By J.F. McKenna
When I was an apprentice reporter, my editors repeatedly reminded me to “never bury the lead.”
The formula for newspaper success was simple. Find the heart of the story. Tell it straight. Send the copy to the desk.
Pretty simple, eh? Amazing how many fellow reporters–and this sometimes stubborn staff writer, truth be told–struggled with the time-tested journalistic algorithm.
But once on target, success was ensured. The right story delivered, the maximum number of eyeballs captured.
Over the years, I have transferred that lesson to marketing-communications. The ROI remains the same.
Find the real message. Tell it well. Win over the customer.
Surprisingly, many of today’s “mad men” still struggle with the formula. Much to their clients’ regret. In many cases, they even enlist the latest social-media tools to expertly “bury the lead.”
Too bad my crusty editors of past days are not around. They wouldn’t know a tweet from a click-through rate, but they would spot a messaging undertaker instantly. And they would know how to fix a weak story even faster.
The same can be said about the grand old man of advertising, David Ogilvy.
The business world, particularly the Young Turks of marketing today, are paying renewed attention to Ogilvy, who died in 1999. He lives on through his own books and the work of his able disciples. A Scotch-Irish polymath, Ogilvy was a genius who put all his stock in direct truth-telling.
Ogilvy understood the basic metric of successful marketing: “If it doesn’t sell, it isn’t creative.”
Back in February, Success magazine’s Emma Johnson wrote a delightful paean to “The Original Mad Man.” Ogilvy’s philosophy, Johnson wrote, “was to hit on what he called the ‘Big Idea’–one he executed with gorgeous photographs, direct headlines in big type, and an emphasis on giving viewers plain information about the product.”
Like my editorial mentors, Ogilvy never allowed the real message to be lowered into the ground and covered up.
Success was his, as captured eyeballs and phenomenal sales attested. Ogilvy’s clients ranged from Shell Oil to Lever Brothers and from Campbell soup to Rolls-Royce.
An outspoken champion of vigorous research and ethical behavior, Ogilvy never fell into the trap that the message or the medium was greater than the product or the service. As he reminded his colleagues, “advertising reflects the mores of a society, but it does not influence them.”
Allan Adamson, author of BrandSimple (Palgrove Macmillian), is a spiritual descendent of Ogilvy’s.
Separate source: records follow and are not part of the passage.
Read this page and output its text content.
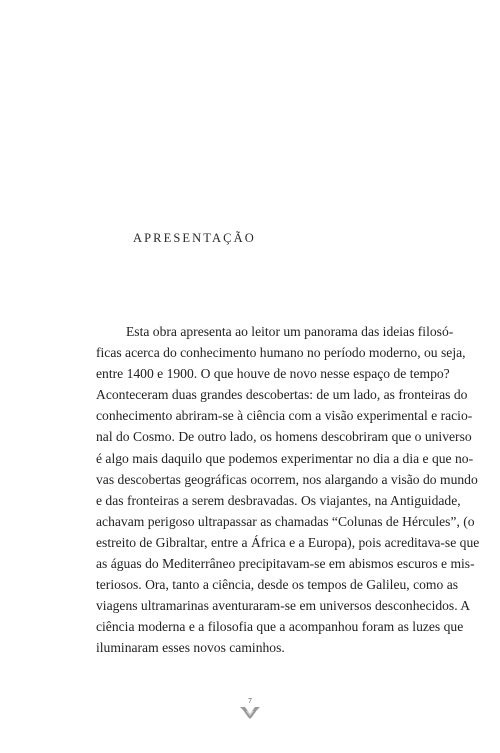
APRESENTAÇÃO

Esta obra apresenta ao leitor um panorama das ideias filosó-
ficas acerca do conhecimento humano no período moderno, ou seja,
entre 1400 e 1900. O que houve de novo nesse espaço de tempo?
Aconteceram duas grandes descobertas: de um lado, as fronteiras do
conhecimento abriram-se à ciência com a visão experimental e racio-
nal do Cosmo. De outro lado, os homens descobriram que o universo
é algo mais daquilo que podemos experimentar no dia a dia e que no-
vas descobertas geográficas ocorrem, nos alargando a visão do mundo
e das fronteiras a serem desbravadas. Os viajantes, na Antiguidade,
achavam perigoso ultrapassar as chamadas “Colunas de Hércules”, (o
estreito de Gibraltar, entre a África e a Europa), pois acreditava-se que
as águas do Mediterrâneo precipitavam-se em abismos escuros e mis-
teriosos. Ora, tanto a ciência, desde os tempos de Galileu, como as
viagens ultramarinas aventuraram-se em universos desconhecidos. A
ciência moderna e a filosofia que a acompanhou foram as luzes que
iluminaram esses novos caminhos.

7
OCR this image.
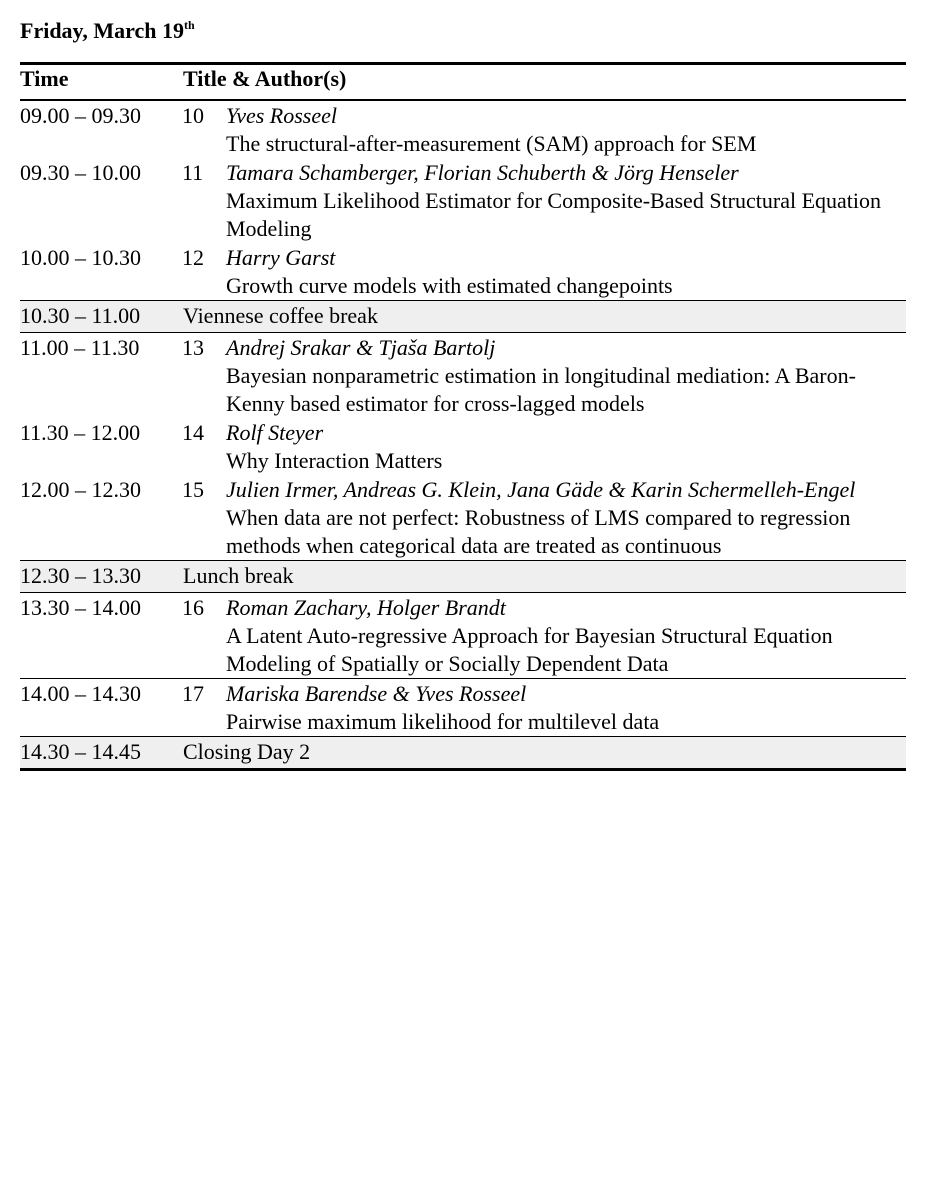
Friday, March 19th
Time	Title & Author(s)	
09.00 – 09.30	10	Yves Rosseel
		The structural-after-measurement (SAM) approach for SEM
09.30 – 10.00	11	Tamara Schamberger, Florian Schuberth & Jörg Henseler
		Maximum Likelihood Estimator for Composite-Based Structural Equation Modeling
10.00 – 10.30	12	Harry Garst
		Growth curve models with estimated changepoints
10.30 – 11.00	Viennese coffee break	
11.00 – 11.30	13	Andrej Srakar & Tjaša Bartolj
		Bayesian nonparametric estimation in longitudinal mediation: A Baron-Kenny based estimator for cross-lagged models
11.30 – 12.00	14	Rolf Steyer
		Why Interaction Matters
12.00 – 12.30	15	Julien Irmer, Andreas G. Klein, Jana Gäde & Karin Schermelleh-Engel
		When data are not perfect: Robustness of LMS compared to regression methods when categorical data are treated as continuous
12.30 – 13.30	Lunch break	
13.30 – 14.00	16	Roman Zachary, Holger Brandt
		A Latent Auto-regressive Approach for Bayesian Structural Equation Modeling of Spatially or Socially Dependent Data
14.00 – 14.30	17	Mariska Barendse & Yves Rosseel
		Pairwise maximum likelihood for multilevel data
14.30 – 14.45	Closing Day 2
In his book on branding management, he writes: “I was fortunate enough to start my career at Ogilvy & Mather in the late 1970s….[There] was one thing that stuck with me more than anything else—the need to identify a simple but meaningful idea on which to base your brand and then to create and transmit the branding signals necessary to bring the idea to life.”
Ignore the big idea today and no amount of Web analytics and keyword targeting will save you.
Take it from this writer and editor–“bury the lead” and it will be your funeral with clients and customers.